Ogletree is clearly aware of the issues and is a key adviser and former teacher of Obama (at Harvard). That kind of direct access to the White House would be a big change for OJJDP. (Nobody suspects that President Bush and J. Robert Flores have regular dinner chats.)
* The Disproportionate Minority Contact requirement needs toughening. “It says ‘Address DMC … but what does that mean?'” Judge Blitzman said of the Juvenile Justice and Delinquency Prevention Act’s core requirement on DMC.
The current situation is “shameful,” said Ashley Nellis, a research analyst for The Sentencing Project. “In some states, [DMC] is worse than ever.

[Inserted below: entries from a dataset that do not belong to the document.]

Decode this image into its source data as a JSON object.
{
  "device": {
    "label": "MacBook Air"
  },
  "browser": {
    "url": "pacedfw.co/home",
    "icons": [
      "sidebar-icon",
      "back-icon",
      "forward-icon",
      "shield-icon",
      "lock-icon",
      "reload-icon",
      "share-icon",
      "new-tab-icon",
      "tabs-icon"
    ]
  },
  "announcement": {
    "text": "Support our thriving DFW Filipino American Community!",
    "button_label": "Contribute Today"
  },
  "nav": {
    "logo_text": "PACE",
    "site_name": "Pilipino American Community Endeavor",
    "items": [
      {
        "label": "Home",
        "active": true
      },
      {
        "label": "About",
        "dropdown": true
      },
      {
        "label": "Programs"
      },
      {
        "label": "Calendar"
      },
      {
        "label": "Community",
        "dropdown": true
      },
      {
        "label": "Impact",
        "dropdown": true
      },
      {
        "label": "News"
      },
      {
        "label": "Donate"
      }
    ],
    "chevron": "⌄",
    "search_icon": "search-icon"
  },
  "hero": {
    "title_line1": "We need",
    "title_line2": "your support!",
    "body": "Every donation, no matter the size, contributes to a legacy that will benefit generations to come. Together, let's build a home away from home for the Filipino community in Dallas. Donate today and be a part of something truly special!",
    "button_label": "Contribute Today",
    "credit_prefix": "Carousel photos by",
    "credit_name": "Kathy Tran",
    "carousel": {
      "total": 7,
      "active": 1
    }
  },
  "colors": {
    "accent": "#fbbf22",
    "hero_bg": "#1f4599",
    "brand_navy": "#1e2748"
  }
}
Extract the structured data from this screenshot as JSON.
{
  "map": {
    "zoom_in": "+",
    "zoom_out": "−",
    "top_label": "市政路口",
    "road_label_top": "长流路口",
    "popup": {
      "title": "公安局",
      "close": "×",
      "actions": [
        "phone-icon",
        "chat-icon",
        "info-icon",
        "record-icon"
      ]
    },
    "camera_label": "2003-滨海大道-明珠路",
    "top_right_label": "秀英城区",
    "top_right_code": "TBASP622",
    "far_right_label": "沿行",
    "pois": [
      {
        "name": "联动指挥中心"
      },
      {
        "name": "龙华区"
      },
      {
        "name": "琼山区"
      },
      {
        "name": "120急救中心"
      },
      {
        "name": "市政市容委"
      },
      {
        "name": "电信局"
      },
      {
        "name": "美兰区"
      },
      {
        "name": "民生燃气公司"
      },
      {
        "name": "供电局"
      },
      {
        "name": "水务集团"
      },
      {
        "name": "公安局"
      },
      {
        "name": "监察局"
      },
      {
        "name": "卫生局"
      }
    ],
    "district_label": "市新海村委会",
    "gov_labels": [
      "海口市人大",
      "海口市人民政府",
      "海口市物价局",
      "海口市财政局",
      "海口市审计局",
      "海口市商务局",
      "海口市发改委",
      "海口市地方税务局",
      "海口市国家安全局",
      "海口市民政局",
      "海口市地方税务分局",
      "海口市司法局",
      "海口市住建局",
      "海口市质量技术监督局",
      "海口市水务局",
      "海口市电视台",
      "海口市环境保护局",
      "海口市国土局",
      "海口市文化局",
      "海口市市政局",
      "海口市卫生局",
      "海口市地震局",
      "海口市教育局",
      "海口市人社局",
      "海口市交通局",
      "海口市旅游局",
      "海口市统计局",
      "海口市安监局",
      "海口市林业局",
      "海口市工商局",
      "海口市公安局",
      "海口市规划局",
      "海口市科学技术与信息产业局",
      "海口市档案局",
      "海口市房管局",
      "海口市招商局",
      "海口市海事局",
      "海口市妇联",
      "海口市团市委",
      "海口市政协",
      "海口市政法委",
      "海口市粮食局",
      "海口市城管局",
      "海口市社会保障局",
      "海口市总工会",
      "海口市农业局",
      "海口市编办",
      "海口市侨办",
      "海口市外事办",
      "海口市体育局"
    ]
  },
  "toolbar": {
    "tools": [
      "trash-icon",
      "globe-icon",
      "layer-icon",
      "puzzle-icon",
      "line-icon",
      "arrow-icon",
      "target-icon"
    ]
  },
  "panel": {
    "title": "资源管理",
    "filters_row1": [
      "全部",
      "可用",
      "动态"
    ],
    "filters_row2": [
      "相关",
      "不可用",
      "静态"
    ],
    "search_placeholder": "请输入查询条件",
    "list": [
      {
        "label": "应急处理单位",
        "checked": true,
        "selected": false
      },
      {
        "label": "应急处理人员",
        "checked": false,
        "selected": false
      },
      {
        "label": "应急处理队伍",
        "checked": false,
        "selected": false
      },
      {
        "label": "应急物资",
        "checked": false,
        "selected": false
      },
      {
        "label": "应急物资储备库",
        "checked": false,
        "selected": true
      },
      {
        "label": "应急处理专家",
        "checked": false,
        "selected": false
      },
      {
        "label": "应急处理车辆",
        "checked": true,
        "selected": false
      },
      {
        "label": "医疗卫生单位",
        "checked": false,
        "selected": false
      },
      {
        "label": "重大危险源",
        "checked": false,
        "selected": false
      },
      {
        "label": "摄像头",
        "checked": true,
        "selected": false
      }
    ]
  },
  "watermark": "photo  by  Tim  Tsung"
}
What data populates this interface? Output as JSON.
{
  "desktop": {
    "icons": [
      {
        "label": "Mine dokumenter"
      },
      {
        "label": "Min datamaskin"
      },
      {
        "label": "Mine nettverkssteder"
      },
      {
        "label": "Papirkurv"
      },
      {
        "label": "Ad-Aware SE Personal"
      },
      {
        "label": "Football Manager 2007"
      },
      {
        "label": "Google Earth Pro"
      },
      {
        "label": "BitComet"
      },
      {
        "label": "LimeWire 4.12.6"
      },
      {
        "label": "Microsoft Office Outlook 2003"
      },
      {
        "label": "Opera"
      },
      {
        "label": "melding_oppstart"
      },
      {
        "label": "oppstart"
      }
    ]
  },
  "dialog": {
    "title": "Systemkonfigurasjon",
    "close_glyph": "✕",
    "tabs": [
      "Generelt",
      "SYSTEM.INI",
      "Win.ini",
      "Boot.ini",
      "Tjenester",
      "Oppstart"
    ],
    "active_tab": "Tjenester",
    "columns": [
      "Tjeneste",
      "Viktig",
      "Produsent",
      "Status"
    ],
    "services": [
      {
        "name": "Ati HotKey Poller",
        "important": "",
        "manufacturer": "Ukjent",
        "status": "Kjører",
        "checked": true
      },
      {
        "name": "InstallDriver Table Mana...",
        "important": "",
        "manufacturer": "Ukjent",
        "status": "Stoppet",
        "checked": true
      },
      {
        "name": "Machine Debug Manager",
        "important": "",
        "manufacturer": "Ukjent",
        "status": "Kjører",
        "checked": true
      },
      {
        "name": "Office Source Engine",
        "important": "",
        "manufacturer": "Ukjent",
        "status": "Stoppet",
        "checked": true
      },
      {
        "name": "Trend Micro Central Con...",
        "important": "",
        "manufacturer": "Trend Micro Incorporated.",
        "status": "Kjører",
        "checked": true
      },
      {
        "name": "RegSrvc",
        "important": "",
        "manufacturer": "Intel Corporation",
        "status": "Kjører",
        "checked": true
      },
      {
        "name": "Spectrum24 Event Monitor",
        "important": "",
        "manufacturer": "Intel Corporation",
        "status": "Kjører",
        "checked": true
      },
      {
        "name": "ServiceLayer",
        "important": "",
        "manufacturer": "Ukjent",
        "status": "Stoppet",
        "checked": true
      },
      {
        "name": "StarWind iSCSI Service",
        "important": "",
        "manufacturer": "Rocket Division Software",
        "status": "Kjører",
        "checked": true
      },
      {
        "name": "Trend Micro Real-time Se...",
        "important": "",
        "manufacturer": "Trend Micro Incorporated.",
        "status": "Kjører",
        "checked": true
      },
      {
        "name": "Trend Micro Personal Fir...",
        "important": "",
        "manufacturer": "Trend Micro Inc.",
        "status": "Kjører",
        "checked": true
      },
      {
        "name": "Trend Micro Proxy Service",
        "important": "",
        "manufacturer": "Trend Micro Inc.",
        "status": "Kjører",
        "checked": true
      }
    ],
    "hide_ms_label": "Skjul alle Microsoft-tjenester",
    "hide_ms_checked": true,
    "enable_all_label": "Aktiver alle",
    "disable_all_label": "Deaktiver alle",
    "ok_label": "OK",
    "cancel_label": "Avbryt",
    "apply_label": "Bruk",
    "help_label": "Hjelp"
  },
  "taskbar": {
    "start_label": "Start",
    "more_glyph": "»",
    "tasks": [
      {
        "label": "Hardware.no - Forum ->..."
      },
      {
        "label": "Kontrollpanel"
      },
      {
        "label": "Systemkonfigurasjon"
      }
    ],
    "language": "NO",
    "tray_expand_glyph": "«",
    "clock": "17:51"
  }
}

It’s completely unacceptable.”
A starting point, Nellis said, would be to fill the DMC coordinator job at OJJDP, which has been vacant since March.
* After-care is essential. If there has been a facet of JJ left most unattended of late, Kristin Henning said, it is what juvenile justice systems do with kids coming back in from lockup. Obama can help address this, she says, by restoring OJJDP’s block grants. Tim Briceland-Betts, co-director of Government Affairs at the Child Welfare League of America, later pointed out that the grants have dropped from a peak of $250 million annually to about $50 million.
* Make facility training mandatory, and pay for it. The Council of Juvenile Correctional Administrators worked with OJJDP in the mid-1990s to develop the Performance-based Standards program (PbS) to address overcrowding and other dangerous conditions at juvenile facilities. The program won the 2004 Innovations in American Government Award from Harvard University’s Ash Institute (which gave another juvenile justice project the top prize this year).
Today, only 200 of the 1,000 juvenile lockups (detention or prison) are involved in PbS, all on a volunteer basis. Loughran asked that the new administration consider making PbS participation mandatory, and help out with the estimated $13,000 per-site price tag for that venture.
* Get the ball rolling early. Nominations and confirmations can take awhile, Bilchik said in his closing remarks. The new administration should get an acting administrator into OJJDP as soon as possible, perhaps someone from within the current program staff at the agency. A number of them were in attendance at the meeting.